OpenSearch/docs/reference/modules/discovery/fault-detection.asciidoc

53 lines
2.3 KiB
Plaintext
Raw Normal View History

[[fault-detection-settings]]
=== Cluster fault detection settings
An elected master periodically checks each of the nodes in the cluster in order
to ensure that they are still connected and healthy, and in turn each node in
the cluster periodically checks the health of the elected master. These checks
are known respectively as _follower checks_ and _leader checks_.
Elasticsearch allows for these checks occasionally to fail or timeout without
taking any action, and will only consider a node to be truly faulty after a
number of consecutive checks have failed. The following settings control the
behaviour of fault detection.
`cluster.fault_detection.follower_check.interval`::
Sets how long the elected master waits between follower checks to each
other node in the cluster. Defaults to `1s`.
`cluster.fault_detection.follower_check.timeout`::
Sets how long the elected master waits for a response to a follower check
before considering it to have failed. Defaults to `30s`.

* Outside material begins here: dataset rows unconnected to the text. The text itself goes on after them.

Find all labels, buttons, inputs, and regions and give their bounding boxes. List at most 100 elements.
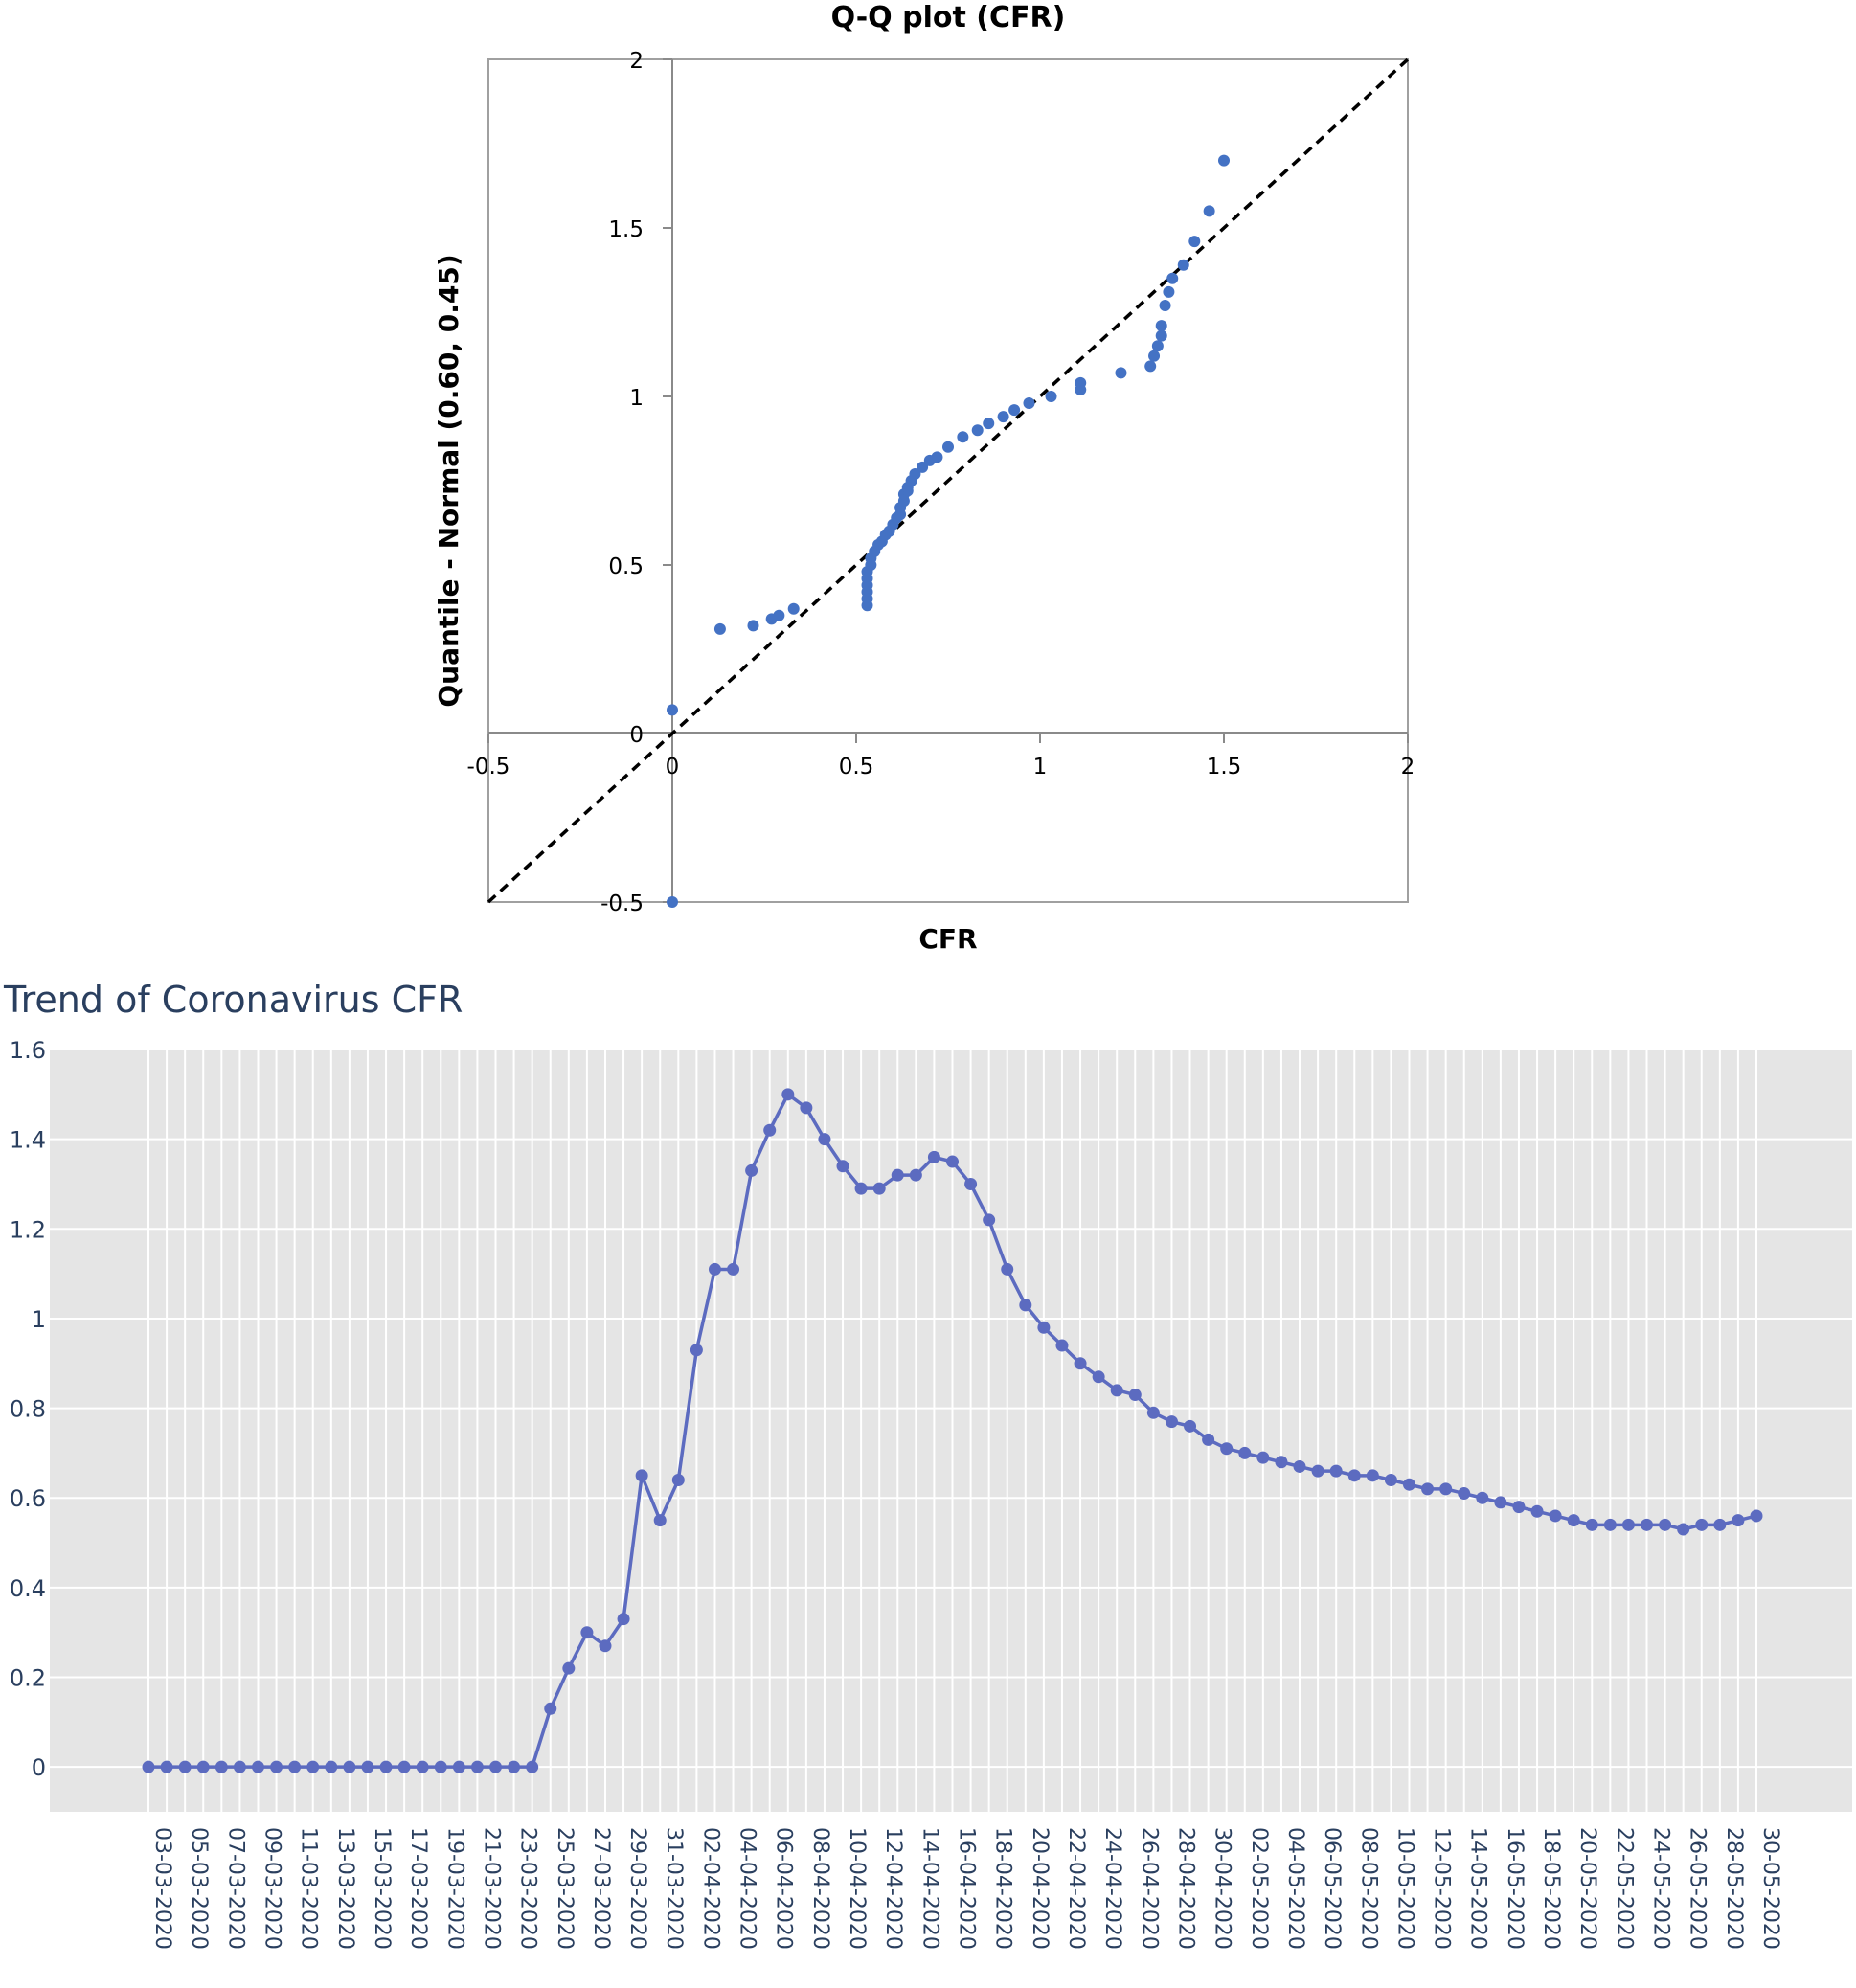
- trend-data-point: [1659, 1518, 1672, 1531]
- qq-data-point: [1144, 360, 1157, 373]
- trend-data-point: [708, 1262, 721, 1276]
- trend-x-tick-label: 28-04-2020: [1173, 1827, 1197, 1950]
- qq-data-point: [1177, 259, 1189, 271]
- trend-data-point: [562, 1661, 576, 1675]
- trend-data-point: [452, 1760, 465, 1773]
- qq-plot-figure: Q-Q plot (CFR) -0.5 0 0.5 1 1.5 2 -0.5 0 0.5 1 1.5…: [0, 0, 1856, 967]
- trend-data-point: [964, 1177, 978, 1190]
- qq-data-point: [747, 620, 759, 632]
- trend-y-tick-label: 0.2: [10, 1665, 46, 1692]
- qq-data-point: [667, 704, 678, 716]
- qq-data-point: [983, 418, 995, 430]
- trend-data-point: [470, 1760, 484, 1773]
- trend-data-point: [1677, 1523, 1690, 1536]
- trend-data-point: [544, 1702, 557, 1715]
- trend-data-point: [1713, 1518, 1727, 1531]
- qq-data-point: [1218, 154, 1230, 167]
- qq-data-point: [1163, 285, 1175, 298]
- qq-plot-svg: Q-Q plot (CFR) -0.5 0 0.5 1 1.5 2 -0.5 0 0.5 1 1.5…: [433, 1, 1415, 955]
- trend-data-point: [288, 1760, 302, 1773]
- trend-data-point: [1019, 1299, 1032, 1312]
- trend-data-point: [397, 1760, 411, 1773]
- trend-x-tick-label: 04-05-2020: [1283, 1827, 1307, 1950]
- qq-x-tick-label: 1.5: [1207, 755, 1242, 779]
- trend-data-point: [1037, 1321, 1051, 1334]
- qq-points-group: [667, 154, 1230, 908]
- trend-chart-title: Trend of Coronavirus CFR: [3, 979, 463, 1021]
- trend-data-point: [1110, 1384, 1123, 1397]
- qq-x-tick-label: 2: [1401, 755, 1415, 779]
- qq-data-point: [909, 467, 921, 480]
- trend-x-tick-label: 12-05-2020: [1430, 1827, 1454, 1950]
- trend-x-tick-label: 26-04-2020: [1137, 1827, 1161, 1950]
- trend-data-point: [178, 1760, 192, 1773]
- trend-data-point: [1220, 1442, 1234, 1456]
- trend-data-point: [196, 1760, 210, 1773]
- trend-x-tick-label: 18-04-2020: [991, 1827, 1015, 1950]
- trend-y-tick-label: 0.6: [10, 1485, 46, 1512]
- trend-y-tick-label: 0: [32, 1754, 46, 1781]
- qq-x-tick-label: -0.5: [467, 755, 510, 779]
- trend-data-point: [946, 1155, 959, 1168]
- trend-data-point: [927, 1150, 940, 1163]
- trend-data-point: [1293, 1459, 1306, 1473]
- qq-data-point: [1023, 397, 1035, 410]
- trend-data-point: [1621, 1518, 1635, 1531]
- trend-data-point: [800, 1101, 813, 1115]
- trend-x-tick-label: 10-04-2020: [845, 1827, 869, 1950]
- qq-ticks-group: -0.5 0 0.5 1 1.5 2 -0.5 0 0.5 1 1.5 2: [467, 49, 1415, 916]
- trend-data-point: [142, 1760, 155, 1773]
- qq-data-point: [1045, 391, 1057, 402]
- qq-data-point: [997, 411, 1009, 423]
- trend-data-point: [1476, 1491, 1489, 1504]
- trend-x-tick-label: 15-03-2020: [370, 1827, 394, 1950]
- trend-data-point: [653, 1514, 667, 1527]
- qq-x-tick-label: 1: [1033, 755, 1048, 779]
- trend-x-tick-label: 30-04-2020: [1211, 1827, 1234, 1950]
- qq-data-point: [1203, 205, 1215, 217]
- trend-data-point: [434, 1760, 447, 1773]
- trend-data-point: [1603, 1518, 1617, 1531]
- qq-data-point: [917, 461, 929, 473]
- trend-data-point: [1567, 1514, 1580, 1527]
- qq-data-point: [1188, 236, 1201, 248]
- trend-x-tick-label: 21-03-2020: [479, 1827, 503, 1950]
- trend-data-point: [1092, 1370, 1105, 1384]
- trend-x-tick-label: 06-04-2020: [772, 1827, 796, 1950]
- trend-y-tick-label: 1: [32, 1306, 46, 1333]
- trend-y-tick-label: 1.4: [10, 1127, 46, 1154]
- trend-data-point: [763, 1123, 777, 1137]
- trend-x-tick-label: 31-03-2020: [662, 1827, 686, 1950]
- trend-data-point: [617, 1613, 630, 1626]
- trend-grid-group: [50, 1049, 1852, 1812]
- trend-data-point: [781, 1088, 795, 1101]
- qq-data-point: [942, 441, 954, 453]
- trend-x-tick-label: 28-05-2020: [1722, 1827, 1746, 1950]
- qq-data-point: [1075, 376, 1087, 389]
- trend-data-point: [635, 1469, 648, 1482]
- qq-data-point: [1155, 329, 1167, 342]
- trend-data-point: [1402, 1478, 1415, 1491]
- trend-data-point: [1366, 1469, 1379, 1482]
- trend-data-point: [1275, 1456, 1288, 1469]
- trend-data-point: [233, 1760, 246, 1773]
- trend-data-point: [983, 1213, 996, 1227]
- trend-data-point: [361, 1760, 374, 1773]
- trend-data-point: [1165, 1415, 1178, 1429]
- trend-x-tick-label: 04-04-2020: [736, 1827, 759, 1950]
- trend-x-tick-label: 20-04-2020: [1028, 1827, 1052, 1950]
- trend-x-ticks-group: 03-03-2020 05-03-2020 07-03-2020 09-03-2020…: [150, 1827, 1782, 1950]
- qq-data-point: [971, 424, 984, 437]
- trend-data-point: [671, 1474, 685, 1487]
- qq-x-tick-label: 0: [666, 755, 680, 779]
- trend-data-point: [872, 1182, 886, 1195]
- qq-data-point: [1115, 367, 1127, 379]
- qq-data-point: [1166, 272, 1179, 284]
- trend-x-tick-label: 29-03-2020: [625, 1827, 649, 1950]
- trend-x-tick-label: 22-05-2020: [1612, 1827, 1636, 1950]
- qq-y-tick-label: 1.5: [608, 217, 644, 242]
- qq-data-point: [957, 431, 969, 443]
- trend-y-ticks-group: 0 0.2 0.4 0.6 0.8 1 1.2 1.4 1.6: [10, 1037, 46, 1781]
- trend-data-point: [1494, 1496, 1507, 1509]
- trend-chart-figure: Trend of Coronavirus CFR 0 0.2 0.4 0.6 0.8 1 1…: [0, 967, 1856, 1984]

`cluster.fault_detection.follower_check.retry_count`::
Sets how many consecutive follower check failures must occur to each node
before the elected master considers that node to be faulty and removes it
from the cluster. Defaults to `3`.
`cluster.fault_detection.leader_check.interval`::
Sets how long each node waits between checks of the elected master.
Defaults to `1s`.
`cluster.fault_detection.leader_check.timeout`::
Sets how long each node waits for a response to a leader check from the
elected master before considering it to have failed. Defaults to `30s`.
`cluster.fault_detection.leader_check.retry_count`::
Sets how many consecutive leader check failures must occur before a node
considers the elected master to be faulty and attempts to find or elect a
new master. Defaults to `3`.
If the elected master detects that a node has disconnected then this is treated
as an immediate failure, bypassing the timeouts and retries listed above, and
the master attempts to remove the node from the cluster. Similarly, if a node
detects that the elected master has disconnected then this is treated as an
immediate failure, bypassing the timeouts and retries listed above, and the
follower restarts its discovery phase to try and find or elect a new master.